Delbert Gee
American judge
From Wikipedia, the free encyclopedia
Delbert Gee is a retired Alameda County Superior Court Judge who served from 2002 to 2022, presiding over both civil and criminal cases.[1][2]
He began his legal career in 1980 as a Deputy District Attorney in Ventura County where he tried 33 jury trials to verdict. Gee was a civil litigator for the following 20 years in San Francisco.[1][2]
Gee was as a member of the Law Review; receiving his undergraduate degree from the University of California Davis and his law degree from Santa Clara University School of Law. Gee was a first generation college student.[1][2]
Education
Gee was a congressional intern in Washington, D.C. for representative Pete Stark during the Bicentennial summer of 1976, and was co-chair of the campus Media Board at University of California, Davis, where he graduated with a bachelor of arts degree in political science in 1977.[1]
He then attended Santa Clara University School of Law where he was an associate editor of the Santa Clara Law Review.[3] Gee clerked for attorney Donald B. Ayer in the criminal division of the office of the United States Attorney for the Northern District of California in San Jose, California.[4] Gee graduated from law school in December 1979.[5]
Legal career
Gee became a member of the State Bar of California[6] in May 1980 and began his legal career as a Deputy District Attorney in Ventura County where he tried 33 jury trials to verdict as the county's first Asian-Pacific Islander American prosecutor.[7][2]

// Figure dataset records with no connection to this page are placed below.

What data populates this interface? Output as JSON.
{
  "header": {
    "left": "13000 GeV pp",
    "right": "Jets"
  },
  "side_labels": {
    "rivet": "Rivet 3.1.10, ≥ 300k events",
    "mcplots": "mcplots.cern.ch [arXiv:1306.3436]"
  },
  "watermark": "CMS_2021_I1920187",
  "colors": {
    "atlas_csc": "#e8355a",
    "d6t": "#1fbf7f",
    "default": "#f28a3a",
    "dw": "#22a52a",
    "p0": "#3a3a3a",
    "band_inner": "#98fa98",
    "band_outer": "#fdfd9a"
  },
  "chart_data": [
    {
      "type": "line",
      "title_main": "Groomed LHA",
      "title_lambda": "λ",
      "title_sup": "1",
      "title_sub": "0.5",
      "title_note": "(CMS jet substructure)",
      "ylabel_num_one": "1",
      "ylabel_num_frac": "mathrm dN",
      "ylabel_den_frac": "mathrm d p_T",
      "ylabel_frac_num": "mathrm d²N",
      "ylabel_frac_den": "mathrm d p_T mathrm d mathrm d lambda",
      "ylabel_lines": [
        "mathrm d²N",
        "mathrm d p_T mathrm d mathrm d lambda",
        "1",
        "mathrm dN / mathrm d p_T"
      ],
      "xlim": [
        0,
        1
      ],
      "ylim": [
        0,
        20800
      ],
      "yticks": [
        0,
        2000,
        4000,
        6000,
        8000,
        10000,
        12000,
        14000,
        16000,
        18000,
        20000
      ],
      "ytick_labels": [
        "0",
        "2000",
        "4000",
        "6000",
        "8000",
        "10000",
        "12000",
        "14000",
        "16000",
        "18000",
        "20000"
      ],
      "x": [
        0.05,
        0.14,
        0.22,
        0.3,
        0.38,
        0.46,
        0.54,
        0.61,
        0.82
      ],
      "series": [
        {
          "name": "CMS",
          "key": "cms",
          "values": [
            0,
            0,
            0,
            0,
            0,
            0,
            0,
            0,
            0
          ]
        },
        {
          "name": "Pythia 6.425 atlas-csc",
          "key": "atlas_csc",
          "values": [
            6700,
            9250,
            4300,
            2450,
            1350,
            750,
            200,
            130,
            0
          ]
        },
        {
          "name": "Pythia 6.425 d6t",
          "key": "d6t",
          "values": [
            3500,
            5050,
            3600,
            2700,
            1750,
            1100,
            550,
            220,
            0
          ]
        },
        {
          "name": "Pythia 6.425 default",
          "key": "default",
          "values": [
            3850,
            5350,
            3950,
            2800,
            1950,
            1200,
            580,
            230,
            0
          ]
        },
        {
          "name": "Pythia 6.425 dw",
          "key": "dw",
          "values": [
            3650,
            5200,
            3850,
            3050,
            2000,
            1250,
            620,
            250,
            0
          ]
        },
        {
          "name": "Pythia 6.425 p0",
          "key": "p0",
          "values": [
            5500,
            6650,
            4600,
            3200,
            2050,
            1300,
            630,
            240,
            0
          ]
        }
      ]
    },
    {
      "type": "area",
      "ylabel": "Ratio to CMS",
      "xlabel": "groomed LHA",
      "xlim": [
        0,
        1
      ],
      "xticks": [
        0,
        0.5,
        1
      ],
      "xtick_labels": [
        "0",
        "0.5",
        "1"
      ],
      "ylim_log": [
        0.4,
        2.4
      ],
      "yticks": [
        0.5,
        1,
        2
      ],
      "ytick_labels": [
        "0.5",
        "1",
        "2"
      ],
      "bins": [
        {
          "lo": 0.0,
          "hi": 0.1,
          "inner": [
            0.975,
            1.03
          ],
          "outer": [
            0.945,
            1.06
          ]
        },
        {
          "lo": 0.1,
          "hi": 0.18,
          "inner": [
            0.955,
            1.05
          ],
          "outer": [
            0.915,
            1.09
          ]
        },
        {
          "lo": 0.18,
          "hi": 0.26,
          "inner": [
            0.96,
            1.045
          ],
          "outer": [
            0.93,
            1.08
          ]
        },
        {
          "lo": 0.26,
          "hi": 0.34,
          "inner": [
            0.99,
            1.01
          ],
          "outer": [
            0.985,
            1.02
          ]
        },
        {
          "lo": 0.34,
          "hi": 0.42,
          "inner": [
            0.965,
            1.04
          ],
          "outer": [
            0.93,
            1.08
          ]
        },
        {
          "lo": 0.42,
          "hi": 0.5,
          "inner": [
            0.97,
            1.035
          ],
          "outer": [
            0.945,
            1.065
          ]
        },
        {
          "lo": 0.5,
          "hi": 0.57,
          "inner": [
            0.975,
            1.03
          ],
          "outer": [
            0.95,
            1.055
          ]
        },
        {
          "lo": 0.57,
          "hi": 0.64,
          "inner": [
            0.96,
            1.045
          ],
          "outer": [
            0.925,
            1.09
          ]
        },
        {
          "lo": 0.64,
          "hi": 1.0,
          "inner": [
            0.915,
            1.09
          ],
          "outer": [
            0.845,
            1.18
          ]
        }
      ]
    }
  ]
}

He then spent the next 20 years in San Francisco as a civil litigator, first as an associate attorney with Hassard, Bonnington, Rogers & Huber and then with Bronson, Bronson & McKinnon, and later as a partner with Sturgeon, Keller, Phillips, Gee & O'Leary PC and then as a founding partner of the Pacific West Law Group LLP.[8][2]
He specialized in the fields of health and liability insurance bad faith litigation, medical malpractice litigation,[9] and health care law.[2][1][10]
Judicial career
Gee was appointed to the bench in 2002 by Gray Davis, at the time the Governor of the State of California. Gee served as a judge of the Superior Court of California (US) for the County of Alameda, and presided over both a civil direct calendar and a criminal felony and misdemeanor calendar and trial court.[1][11][2]
He also presided over a probate, conservatorship, and guardianship court, collaborative and drug courts, and a juvenile dependency and delinquency court.[12][2]
He was the last judge to preside over criminal cases in the Alameda courthouse, and he presided over two civil jury trials conducted entirely by video during the COVID-19 pandemic.[13] He was a member of the court's executive committee, and was the supervising judge of the court's probate division and of the Alameda courthouse.[12][2]
In 2002, he was honored by the Asian American Bar Association of the Greater Bay Area,[14] and was presented in 2010 with the Judicial Distinguished Service Award by the Alameda County Bar Association[15] and a resolution in his honor by the California State Assembly.[16]
Personal life
Gee's parents immigrated to California, where he attended Livermore High School in Alameda County California. Gee was a first generation college student.[17]
He has been active for decades in numerous professional, civic, and service organizations[2] in the San Francisco Bay Area,[18] and continues to be a sustaining member of the Asian American Bar Association of the Greater Bay Area (AABA) where he founded the AABA Judges Scholarship.[19]